Just last year, actress Evan Rachel Wood unleashed a Twitter rant against the MPAA for reportedly demanding that a sex scene in Charlie Countryman between Wood and her co-star, Shia LaBeouf, be trimmed down for the film to achieve an R rating. The part that so disturbed the censors involved LaBeouf performing oral sex on Wood’s character.
She had a point. Back in 2010, censors initially slapped the domestic saga Blue Valentine with an NC-17 rating for an extended scene in which a young husband, played by Ryan Gosling, performs oral sex on his wife (Michelle Williams). The rating seemed extra hypocritical in light of the fact that the R-rated Black Swan, which was released earlier that year, featured a scene with Mila Kunis giving oral to Natalie Portman. The MPAA was, it seems, saying that a woman receiving pleasure from another woman was OK, but if it’s a woman receiving pleasure from a man, thus reversing the “gaze,” then that’s a no-no.
“There’s plenty of oral sex scenes in a lot of movies, where it’s a man receiving it from a woman—and they’re R-rated. Ours is reversed and somehow it’s perceived as pornographic,” Gosling rightfully complained. “Black Swan has an oral scene between two women and that’s an R rating, but ours is between a husband and his wife and that’s NC-17?”
Filmmaker Wayne Kramer wrote an eye-opening op-ed for Variety in 2003 detailing his bizarre experience petitioning an MPAA tribunal for an R rating after they gave his film The Cooler an NC-17, which is the kiss of death for a film since precious few theaters will then distribute it.
“My film got slammed with an NC-17 for a scene of ‘suggested’ oral sex,” wrote Kramer. “The scene starts with a close-up on Maria Bello’s face as she experiences an orgasm and cuts to a wide shot of Bill Macy rising up from between Maria’s legs, offering up the briefest glimpse of Maria’s pubic hair.
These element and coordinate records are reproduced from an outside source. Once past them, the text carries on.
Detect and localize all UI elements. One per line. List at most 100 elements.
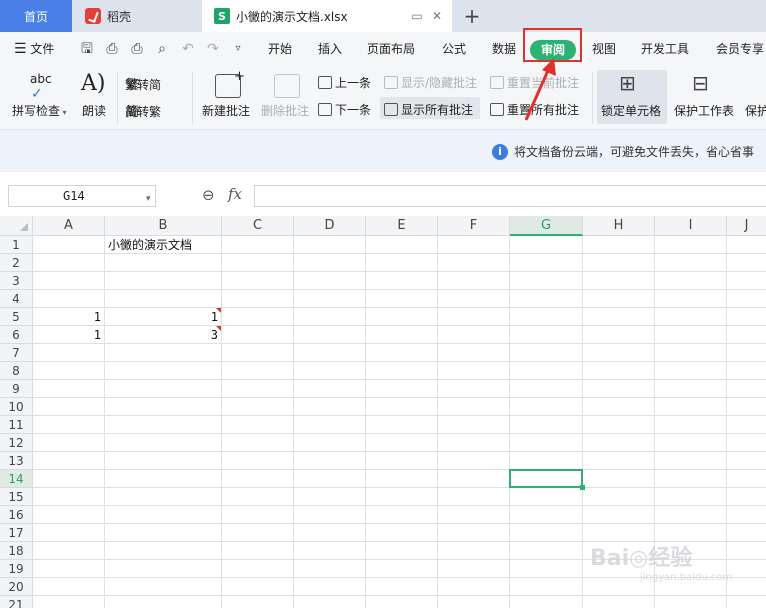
grid-line xyxy=(293,236,294,608)
column-header-c[interactable]: C xyxy=(222,216,294,236)
row-header-8[interactable]: 8 xyxy=(0,362,33,380)
row-header-17[interactable]: 17 xyxy=(0,524,33,542)
read-aloud-button[interactable]: 朗读 xyxy=(82,102,106,119)
delete-comment-button[interactable]: 删除批注 xyxy=(261,102,309,119)
menu-view[interactable]: 视图 xyxy=(592,32,616,66)
row-header-4[interactable]: 4 xyxy=(0,290,33,308)
protect-workbook-button[interactable]: 保护 xyxy=(745,102,766,119)
column-header-e[interactable]: E xyxy=(366,216,438,236)
row-header-14[interactable]: 14 xyxy=(0,470,33,488)
row-header-13[interactable]: 13 xyxy=(0,452,33,470)
protect-sheet-button[interactable]: 保护工作表 xyxy=(674,102,734,119)
fx-icon[interactable]: fx xyxy=(228,185,242,203)
lock-cell-button[interactable]: 锁定单元格 xyxy=(601,102,661,119)
next-comment-icon xyxy=(318,103,332,116)
cell-b1[interactable]: 小黴的演示文档 xyxy=(105,236,305,254)
row-header-15[interactable]: 15 xyxy=(0,488,33,506)
row-header-16[interactable]: 16 xyxy=(0,506,33,524)
menu-bar: ☰ 文件 🖫 ⎙ ⎙ ⌕ ↶ ↷ ▿ 开始 插入 页面布局 公式 数据 视图 开… xyxy=(0,32,766,66)
row-header-5[interactable]: 5 xyxy=(0,308,33,326)
ribbon-toolbar: abc ✓ 拼写检查 ▾ A) 朗读 繁繁转简 簡简转繁 + 新建批注 删除批注… xyxy=(0,66,766,130)
export-pdf-icon[interactable]: ⎙ xyxy=(104,41,120,57)
menu-data[interactable]: 数据 xyxy=(492,32,516,66)
menu-member[interactable]: 会员专享 xyxy=(716,32,764,66)
comment-indicator[interactable] xyxy=(216,308,221,313)
protect-sheet-icon: ⊟ xyxy=(692,71,709,95)
cell-a5[interactable]: 1 xyxy=(33,308,105,326)
menu-page-layout[interactable]: 页面布局 xyxy=(367,32,415,66)
tab-daoke-label: 稻壳 xyxy=(107,9,132,24)
undo-icon[interactable]: ↶ xyxy=(180,41,196,57)
grid-line xyxy=(437,236,438,608)
grid-line xyxy=(33,289,766,290)
cell-b5[interactable]: 1 xyxy=(105,308,222,326)
menu-formula[interactable]: 公式 xyxy=(442,32,466,66)
row-header-9[interactable]: 9 xyxy=(0,380,33,398)
row-header-19[interactable]: 19 xyxy=(0,560,33,578)
prev-comment-label: 上一条 xyxy=(335,76,372,90)
menu-start[interactable]: 开始 xyxy=(268,32,292,66)
cell-a6[interactable]: 1 xyxy=(33,326,105,344)
menu-developer[interactable]: 开发工具 xyxy=(641,32,689,66)
ribbon-divider xyxy=(117,72,118,124)
row-header-18[interactable]: 18 xyxy=(0,542,33,560)
column-header-i[interactable]: I xyxy=(655,216,727,236)
save-icon[interactable]: 🖫 xyxy=(79,41,95,57)
row-header-2[interactable]: 2 xyxy=(0,254,33,272)
print-preview-icon[interactable]: ⌕ xyxy=(154,41,170,57)
formula-input[interactable] xyxy=(254,185,766,207)
row-header-20[interactable]: 20 xyxy=(0,578,33,596)
next-comment-label: 下一条 xyxy=(335,103,372,117)
row-header-11[interactable]: 11 xyxy=(0,416,33,434)
new-tab-button[interactable]: + xyxy=(460,2,484,30)
info-bar-text[interactable]: 将文档备份云端，可避免文件丢失，省心省事 xyxy=(514,143,754,160)
ribbon-divider xyxy=(592,72,593,124)
row-header-21[interactable]: 21 xyxy=(0,596,33,608)
fill-handle[interactable] xyxy=(580,485,585,490)
simp-to-trad-button[interactable]: 簡简转繁 xyxy=(125,101,161,120)
spellcheck-check-icon: ✓ xyxy=(31,86,43,102)
grid-line xyxy=(33,451,766,452)
monitor-icon[interactable]: ▭ xyxy=(410,9,424,23)
close-icon[interactable]: ✕ xyxy=(430,9,444,23)
column-header-j[interactable]: J xyxy=(727,216,766,236)
select-all-corner[interactable] xyxy=(0,216,33,236)
column-header-a[interactable]: A xyxy=(33,216,105,236)
column-header-f[interactable]: F xyxy=(438,216,510,236)
menu-insert[interactable]: 插入 xyxy=(318,32,342,66)
grid-line xyxy=(33,523,766,524)
selected-cell[interactable] xyxy=(509,469,583,488)
show-hide-comment-button[interactable]: 显示/隐藏批注 xyxy=(384,74,477,91)
hamburger-icon: ☰ xyxy=(14,41,27,57)
new-comment-button[interactable]: 新建批注 xyxy=(202,102,250,119)
next-comment-button[interactable]: 下一条 xyxy=(318,101,371,118)
cell-b6[interactable]: 3 xyxy=(105,326,222,344)
column-header-d[interactable]: D xyxy=(294,216,366,236)
row-header-1[interactable]: 1 xyxy=(0,236,33,254)
spellcheck-button[interactable]: 拼写检查 ▾ xyxy=(12,102,67,119)
customize-quick-access-icon[interactable]: ▿ xyxy=(230,41,246,57)
show-all-comments-icon xyxy=(384,103,398,116)
redo-icon[interactable]: ↷ xyxy=(205,41,221,57)
chevron-down-icon[interactable]: ▾ xyxy=(146,194,151,204)
column-header-b[interactable]: B xyxy=(105,216,222,236)
row-header-3[interactable]: 3 xyxy=(0,272,33,290)
zoom-icon[interactable]: ⊖ xyxy=(202,186,215,204)
print-icon[interactable]: ⎙ xyxy=(129,41,145,57)
menu-file[interactable]: ☰ 文件 xyxy=(14,32,54,66)
row-header-10[interactable]: 10 xyxy=(0,398,33,416)
row-header-12[interactable]: 12 xyxy=(0,434,33,452)
show-all-comments-button[interactable]: 显示所有批注 xyxy=(384,101,473,118)
row-header-7[interactable]: 7 xyxy=(0,344,33,362)
read-aloud-icon: A) xyxy=(81,71,106,96)
trad-to-simp-button[interactable]: 繁繁转简 xyxy=(125,74,161,93)
column-header-g[interactable]: G xyxy=(510,216,583,236)
column-header-h[interactable]: H xyxy=(583,216,655,236)
name-box[interactable]: G14 xyxy=(8,185,156,207)
grid-line xyxy=(33,595,766,596)
tab-home[interactable]: 首页 xyxy=(0,0,72,32)
comment-indicator[interactable] xyxy=(216,326,221,331)
row-header-6[interactable]: 6 xyxy=(0,326,33,344)
prev-comment-button[interactable]: 上一条 xyxy=(318,74,371,91)
tab-daoke[interactable]: 稻壳 xyxy=(73,0,201,32)
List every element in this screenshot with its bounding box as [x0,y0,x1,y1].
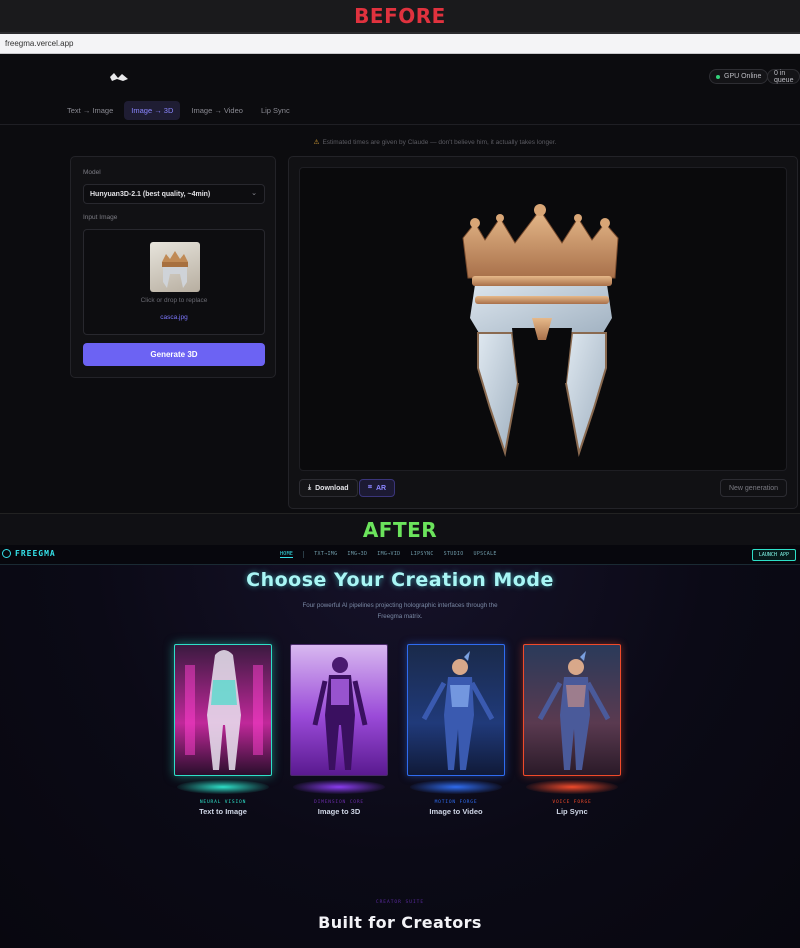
ar-label: AR [375,484,387,492]
tab-image-to-video[interactable]: Image → Video [184,101,250,120]
after-label: AFTER [362,517,438,542]
cyber-figure-image [185,650,263,770]
hologram-pad [410,780,502,794]
divider [0,124,800,125]
chevron-down-icon: ⌄ [251,190,257,197]
section-title: Built for Creators [318,913,482,932]
nav-studio[interactable]: STUDIO [444,551,464,558]
hologram-pad [177,780,269,794]
status-dot-icon [716,74,720,79]
warning-icon: ⚠ [313,139,320,146]
download-label: Download [315,484,349,492]
section-tag: CREATOR SUITE [375,900,425,905]
card-tag: VOICE FORGE [552,800,592,805]
armored-figure-image [421,651,495,770]
address-bar[interactable]: freegma.vercel.app [0,34,800,54]
nav-lipsync[interactable]: LIPSYNC [410,551,433,558]
gpu-status-badge: GPU Online [709,69,769,84]
logo-ring-icon [2,549,11,558]
card-image [174,644,272,776]
before-banner: BEFORE [0,0,800,34]
queue-status-badge: 0 in queue [767,69,800,84]
nav-upscale[interactable]: UPSCALE [474,551,497,558]
card-tag: NEURAL VISION [199,800,247,805]
hologram-pad [293,780,385,794]
nav-img-vid[interactable]: IMG→VID [377,551,400,558]
after-banner: AFTER [0,513,800,545]
card-name: Image to Video [429,807,483,816]
brand-logo[interactable]: FREEGMA [2,549,56,558]
tab-lip-sync[interactable]: Lip Sync [254,101,297,120]
nav-txt-img[interactable]: TXT→IMG [314,551,337,558]
after-app: FREEGMA HOME TXT→IMG IMG→3D IMG→VID LIPS… [0,545,800,948]
3d-model-viewer[interactable] [299,167,787,471]
mode-card-lip-sync[interactable]: VOICE FORGE Lip Sync [523,644,621,816]
hologram-pad [526,780,618,794]
time-notice: ⚠ Estimated times are given by Claude — d… [0,138,800,146]
file-name: casca.jpg [160,314,188,321]
card-image [523,644,621,776]
nav-home[interactable]: HOME [280,551,294,558]
nav-separator [303,551,305,558]
card-image [407,644,505,776]
model-select[interactable]: Hunyuan3D-2.1 (best quality, ~4min) ⌄ [83,184,265,204]
gpu-status-text: GPU Online [724,73,762,80]
nav-links: HOME TXT→IMG IMG→3D IMG→VID LIPSYNC STUD… [280,551,497,558]
model-select-value: Hunyuan3D-2.1 (best quality, ~4min) [90,190,211,198]
image-dropzone[interactable]: Click or drop to replace casca.jpg [83,229,265,335]
hero-title: Choose Your Creation Mode [246,569,554,591]
card-tag: DIMENSION CORE [314,800,364,805]
preview-panel: ⤓ Download ⌗ AR New generation [288,156,798,509]
top-nav: FREEGMA HOME TXT→IMG IMG→3D IMG→VID LIPS… [0,545,800,565]
mode-card-image-to-3d[interactable]: DIMENSION CORE Image to 3D [290,644,388,816]
brand-name: FREEGMA [15,549,56,558]
card-name: Image to 3D [317,807,361,816]
queue-status-text: 0 in queue [774,69,794,84]
mode-card-text-to-image[interactable]: NEURAL VISION Text to Image [174,644,272,816]
mode-card-image-to-video[interactable]: MOTION FORGE Image to Video [407,644,505,816]
card-image [290,644,388,776]
ar-icon: ⌗ [368,484,372,491]
app-logo [110,73,128,81]
input-image-thumbnail [150,242,200,292]
armored-figure-image [537,651,611,770]
generate-3d-button[interactable]: Generate 3D [83,343,265,366]
card-name: Text to Image [199,807,247,816]
tab-image-to-3d[interactable]: Image → 3D [124,101,181,120]
helmet-thumbnail-icon [162,251,188,288]
url-text: freegma.vercel.app [5,39,74,48]
before-label: BEFORE [354,4,446,28]
ar-button[interactable]: ⌗ AR [359,479,396,497]
card-name: Lip Sync [556,807,588,816]
nav-img-3d[interactable]: IMG→3D [347,551,367,558]
launch-app-button[interactable]: LAUNCH APP [751,549,796,561]
before-app: GPU Online 0 in queue Text → Image Image… [0,55,800,513]
download-icon: ⤓ [308,484,312,491]
tab-text-to-image[interactable]: Text → Image [60,101,120,120]
helmet-3d-model [462,204,619,457]
robot-figure-image [312,657,368,770]
hero-subtitle: Four powerful AI pipelines projecting ho… [302,602,498,620]
mode-tabs: Text → Image Image → 3D Image → Video Li… [60,101,297,120]
model-label: Model [83,169,101,176]
notice-text: Estimated times are given by Claude — do… [322,139,557,146]
drop-hint: Click or drop to replace [140,297,208,304]
card-tag: MOTION FORGE [434,800,478,805]
download-button[interactable]: ⤓ Download [299,479,358,497]
input-image-label: Input Image [83,214,118,221]
input-panel: Model Hunyuan3D-2.1 (best quality, ~4min… [70,156,276,378]
new-generation-button[interactable]: New generation [719,479,787,497]
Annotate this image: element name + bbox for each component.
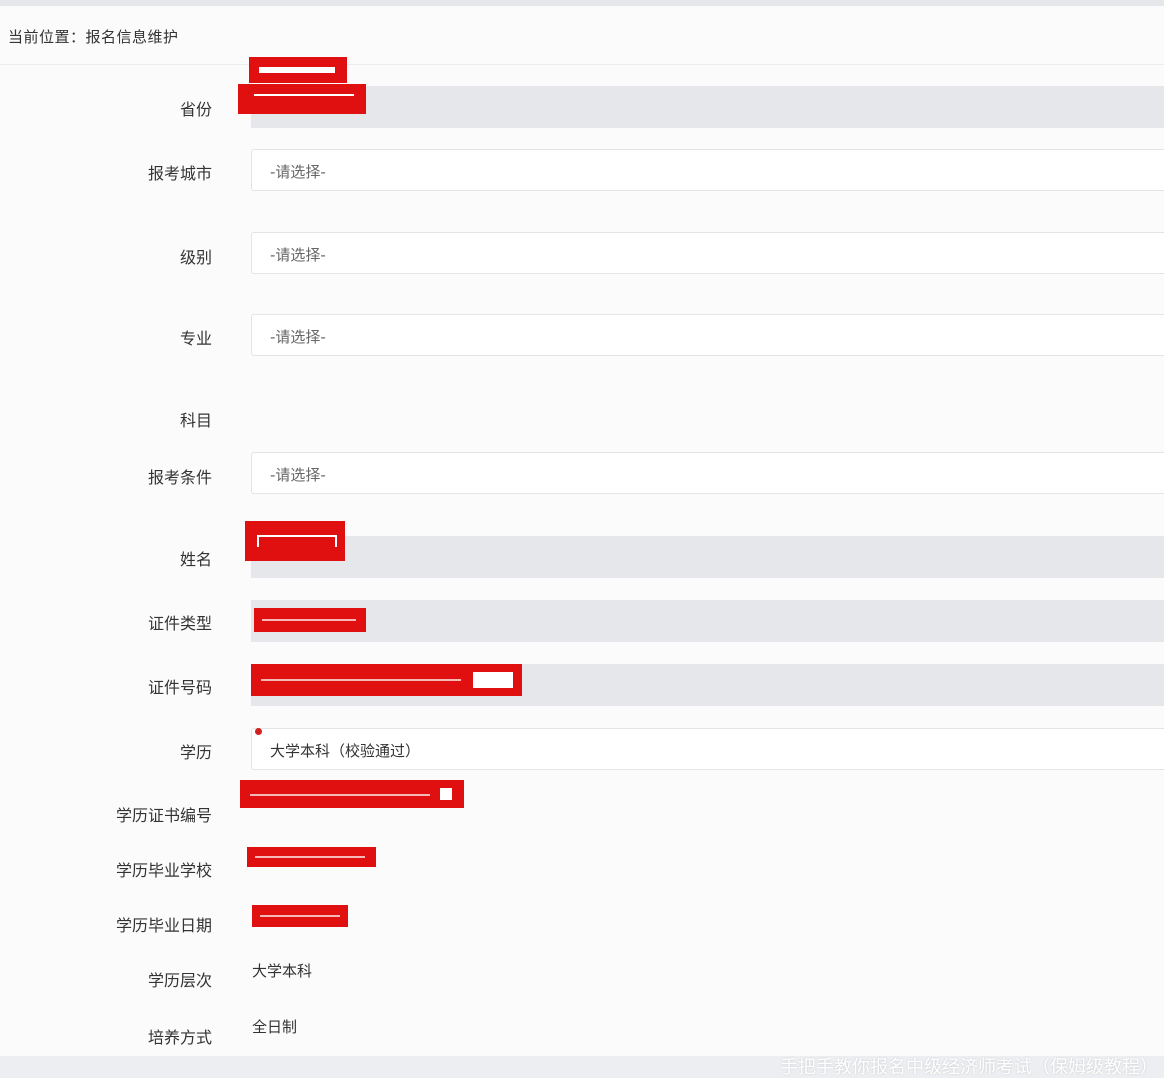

We don’t see between her legs and we don’t see Bill servicing her in that shot either. It doesn’t matter that we’re witnessing two characters in love, involved in a committed relationship, expressing an act that’s as common in human sexual interaction as eating lunch or brushing one’s teeth.”
He concluded, “I think [the MPAA is] uncomfortable with realistic depictions of sexuality—the rawness of watching a woman achieve an orgasm by focusing on her face was much too real for them.”
There’s also the case of Kimberly Peirce’s Oscar-winning 1999 film Boys Don’t Cry. The MPAA demanded several cuts from the film in order to bring its NC-17 rating down to an R—one of which was a scene where Chloe Sevigny’s character is brought to orgasm via oral sex courtesy of Brandon Teena, a transgender man played by Hilary Swank. Peirce later called the experience of dealing with the MPAA “devastating.”
“The MPAA indicated that one orgasm went on too long,” said Peirce. “Who’s ever hurt by female pleasure, I argued.”
Even Robert Downey Jr. wasn’t exempt from the wrath of the MPAA. Granted, he wasn’t the global icon that he is today, but back in 1998, the ratings board demanded that a scene be trimmed from James Toback’s black comedy Two Girls and a Guy in which Downey goes down on Heather Graham—with both actors remaining fully clothed. They gave the film an NC-17, and Toback was dragged through an arduous appeals process, showing the board ten different cuts of the film before they caved.
“It didn’t just disturb them,” Toback said of the oral sex scene. “It freaked them out totally.”
So, to see one of the world’s biggest movie stars in Ben Affleck servicing a woman in one of the most hotly anticipated films of the fall seems like a step in the right direction, but there’s still a long ways to go when it comes to the narrow-mindedness of the MPAA. And don’t even get me started on their homophobia.